The Victory Bridge was heavily damaged by a hurricane in 1926 and was subsequently deemed unsafe. The following year, the original Green Bridge was built to replace the Victory Bridge. During construction, a ferry operated until the Green Bridge was complete in 1927. The original Green Bridge was a concrete structure with a drawbridge to accommodate vessel traffic.

The Green Bridge would carry the Tamiami Trail (U.S. Route 41), which was completed through Florida in the late 1920s. In the early 1950s, U.S. Route 301 was extended south from Tampa to Sarasota. US 301 would cross the original Green Bridge concurrently with US 41 over the Manatee River.

By the mid-1950s, the original Green Bridge was increasingly unable to handle increasing amounts of traffic over the Manatee River.
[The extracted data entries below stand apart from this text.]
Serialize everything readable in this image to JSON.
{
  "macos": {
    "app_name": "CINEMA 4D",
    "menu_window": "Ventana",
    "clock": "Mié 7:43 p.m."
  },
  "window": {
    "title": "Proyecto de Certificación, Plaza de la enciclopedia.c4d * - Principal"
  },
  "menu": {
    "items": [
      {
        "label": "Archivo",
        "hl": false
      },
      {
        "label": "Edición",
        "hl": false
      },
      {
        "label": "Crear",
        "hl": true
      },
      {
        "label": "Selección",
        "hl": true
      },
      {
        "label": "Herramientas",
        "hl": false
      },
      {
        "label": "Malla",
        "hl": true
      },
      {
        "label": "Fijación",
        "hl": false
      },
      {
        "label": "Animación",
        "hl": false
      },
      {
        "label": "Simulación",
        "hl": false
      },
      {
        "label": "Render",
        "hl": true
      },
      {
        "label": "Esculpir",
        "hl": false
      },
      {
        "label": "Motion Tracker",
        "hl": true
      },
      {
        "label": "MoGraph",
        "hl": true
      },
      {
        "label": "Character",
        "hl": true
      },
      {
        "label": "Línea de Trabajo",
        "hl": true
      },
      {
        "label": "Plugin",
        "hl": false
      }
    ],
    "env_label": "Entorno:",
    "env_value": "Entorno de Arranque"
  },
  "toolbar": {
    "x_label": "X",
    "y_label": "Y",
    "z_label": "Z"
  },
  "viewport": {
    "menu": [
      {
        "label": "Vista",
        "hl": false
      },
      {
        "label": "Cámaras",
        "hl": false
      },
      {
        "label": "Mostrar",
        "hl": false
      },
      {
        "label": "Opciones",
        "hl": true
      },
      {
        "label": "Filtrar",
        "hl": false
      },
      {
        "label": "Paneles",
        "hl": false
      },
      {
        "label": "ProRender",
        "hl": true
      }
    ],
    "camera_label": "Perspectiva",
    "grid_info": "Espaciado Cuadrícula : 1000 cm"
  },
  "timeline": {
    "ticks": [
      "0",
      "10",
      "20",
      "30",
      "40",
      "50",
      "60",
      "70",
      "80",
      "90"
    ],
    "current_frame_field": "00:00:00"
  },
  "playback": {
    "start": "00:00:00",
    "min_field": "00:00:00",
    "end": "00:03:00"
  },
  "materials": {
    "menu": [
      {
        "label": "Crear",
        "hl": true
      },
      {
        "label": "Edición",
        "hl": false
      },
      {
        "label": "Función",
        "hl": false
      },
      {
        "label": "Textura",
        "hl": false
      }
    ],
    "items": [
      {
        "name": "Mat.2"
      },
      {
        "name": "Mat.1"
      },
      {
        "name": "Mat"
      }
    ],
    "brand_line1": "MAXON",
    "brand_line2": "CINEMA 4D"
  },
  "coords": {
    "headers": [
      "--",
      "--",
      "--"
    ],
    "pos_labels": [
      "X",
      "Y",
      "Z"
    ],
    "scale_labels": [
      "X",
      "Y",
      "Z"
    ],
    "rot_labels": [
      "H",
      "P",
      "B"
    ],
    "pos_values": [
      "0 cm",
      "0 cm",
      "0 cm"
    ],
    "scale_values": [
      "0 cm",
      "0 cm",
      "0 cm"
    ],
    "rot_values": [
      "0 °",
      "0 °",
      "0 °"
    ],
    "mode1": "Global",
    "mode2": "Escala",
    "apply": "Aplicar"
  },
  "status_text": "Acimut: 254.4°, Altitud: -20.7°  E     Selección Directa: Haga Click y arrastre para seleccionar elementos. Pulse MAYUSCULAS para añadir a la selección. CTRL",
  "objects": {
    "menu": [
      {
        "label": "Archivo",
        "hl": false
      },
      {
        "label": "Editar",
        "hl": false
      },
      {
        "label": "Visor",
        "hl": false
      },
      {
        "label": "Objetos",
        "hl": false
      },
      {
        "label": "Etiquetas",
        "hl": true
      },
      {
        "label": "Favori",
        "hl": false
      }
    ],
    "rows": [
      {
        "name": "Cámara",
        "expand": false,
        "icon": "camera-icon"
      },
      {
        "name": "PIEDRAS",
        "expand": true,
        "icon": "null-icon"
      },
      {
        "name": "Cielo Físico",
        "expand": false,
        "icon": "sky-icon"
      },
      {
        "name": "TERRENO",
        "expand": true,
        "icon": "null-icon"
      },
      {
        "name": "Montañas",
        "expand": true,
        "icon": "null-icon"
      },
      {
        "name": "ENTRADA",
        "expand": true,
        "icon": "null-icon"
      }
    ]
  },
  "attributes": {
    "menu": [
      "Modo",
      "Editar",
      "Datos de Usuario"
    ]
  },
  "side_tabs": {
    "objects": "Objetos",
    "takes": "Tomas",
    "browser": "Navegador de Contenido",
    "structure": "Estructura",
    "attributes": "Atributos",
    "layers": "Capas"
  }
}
As a result, the Florida Department of Transportation built the Hernando Desoto Bridge a half mile to the east in 1957. After its completion, both US 41 and US 301 were rerouted on to the Desoto Bridge, which was four lanes and was a higher fixed-span bridge. The original Green Bridge remained in service with its route becoming the US 41 Business route.

The original Green Bridge was replaced by the current Green Bridge in 1986. The current bridge is four lanes and is a 40-foot-tall fixed span bridge. It was built on the site of the previous Victory Bridge. Part of the original Green Bridge on the north side of the river has been converted into a fishing pier.